Jackson’s findings are contained in a five-page letter to Sen. Chris Van Hollen (D-Md.) that the senator released Wednesday during a telephone conference with the media.
“The evidence points to a troubling trend,” Jackson said in his letter. “When insiders sell upon announcing a buyback, long-term performance is worse.”
Van Hollen called the conclusions “startling” and said he will press to reopen discussions about regulations governing when corporate insiders can sell their shares.
“The bottom line is that this is very troubling that corporate insiders are getting paydays for themselves at the expense of stockholders,” Van Hollen said.
Corporations buying back their shares on the open market, while legal, has exploded in the past year as companies have become flush with cash because of the Republican corporate tax cut passed in December 2017.
There is potential for abuse because corporate executive compensation is often tied to a manager’s ability to increase his or her company’s share price. Buybacks can raise the share price without the company doing anything more than spending its cash buying its own stock.
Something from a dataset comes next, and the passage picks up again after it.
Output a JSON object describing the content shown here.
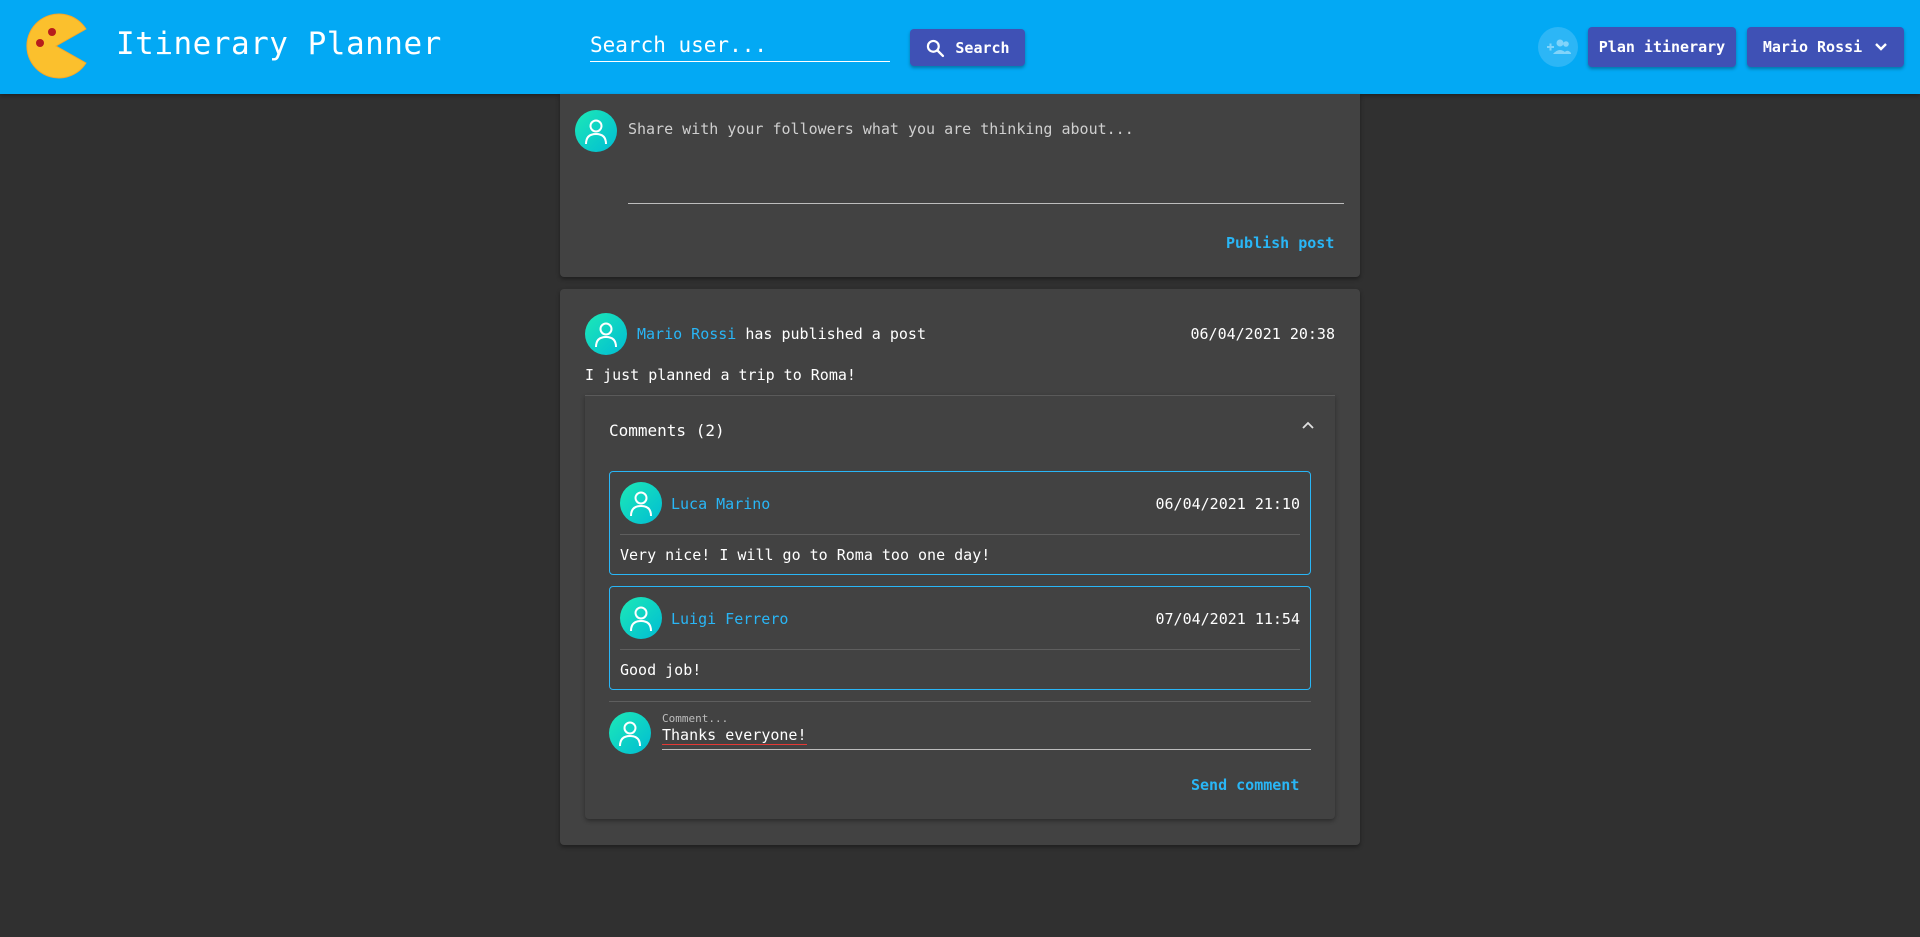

“Something like two-thirds of executive compensation tends to be stock-based,” said economist William Lazonick, a critic of buybacks who has written extensively on the subject. “Executives benefit directly by boosting the share price that stock buybacks give and selling their shares. The information they may be trading on is not transparent and is not available to the public and even to the SEC.”
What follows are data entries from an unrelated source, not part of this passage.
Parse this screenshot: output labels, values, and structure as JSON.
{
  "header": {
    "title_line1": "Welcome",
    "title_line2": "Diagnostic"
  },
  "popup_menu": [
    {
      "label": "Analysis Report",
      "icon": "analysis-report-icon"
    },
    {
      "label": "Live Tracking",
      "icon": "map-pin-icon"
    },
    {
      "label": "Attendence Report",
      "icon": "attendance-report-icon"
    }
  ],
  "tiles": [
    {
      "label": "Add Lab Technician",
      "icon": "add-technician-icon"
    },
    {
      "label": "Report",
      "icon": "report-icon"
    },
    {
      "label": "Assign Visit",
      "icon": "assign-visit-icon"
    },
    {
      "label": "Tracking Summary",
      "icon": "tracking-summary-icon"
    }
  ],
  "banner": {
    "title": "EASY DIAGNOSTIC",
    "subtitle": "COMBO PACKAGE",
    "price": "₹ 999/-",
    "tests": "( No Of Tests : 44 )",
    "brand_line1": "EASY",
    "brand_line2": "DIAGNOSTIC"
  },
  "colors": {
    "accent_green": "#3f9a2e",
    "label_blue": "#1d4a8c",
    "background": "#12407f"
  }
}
Van Hollen called for immediately convening a round table and invite public comment on changes to the rules. He suggested solutions that might include lengthening the period in which an insider is prohibited from selling shares.
Former SEC chairman Arthur Levitt Jr. said revisiting the regulations is a good idea.
“I agree with reopening the commission’s view on this entire area,” Levitt said during a phone interview Wednesday. “Today’s markets have cast a new light on this whole subject. It’s never too late to revisit commission opinions.”
U.S. public companies repurchased a record $800 billion of their own shares last year, according to Howard Silverblatt of S&P Dow Jones Indices. Companies also distributed a record amount of dividends and spent more in capital expenditures than in any previous year, Silverblatt said.
Buybacks reduce the number of shares on the market, which tends to drive up the price of a company’s shares. Democrats have criticized the practice as benefiting the wealthy and say the money would be better spent on workers.
Proponents, including many Republicans, favor buybacks as an effective tool of returning value to shareholders and as a way to circulate money into the economy for productive use.
Pension funds, institutions, foundations and individual retirees can benefit from an increase in a corporation’s share price.
Legislators across the political spectrum, including Sen. Marco Rubio (R-Fla.) and Senate Minority Leader Charles E. Schumer (D-N.Y.), have called for measures to curtail buybacks.
Doug Holtz-Eakin of the American Action Forum, who favors buybacks, said an examination of SEC rules is fine, given the message management sends when insiders sell their shares.
“There is no reason not to look at the rules,” Holtz-Eakin said. “What does it mean when an insider sells? It sounds like this commissioner believes there is long-term bad news about the company when an executive sells under certain circumstances. If this is true, then it may be useful to separate the sale from the buybacks.”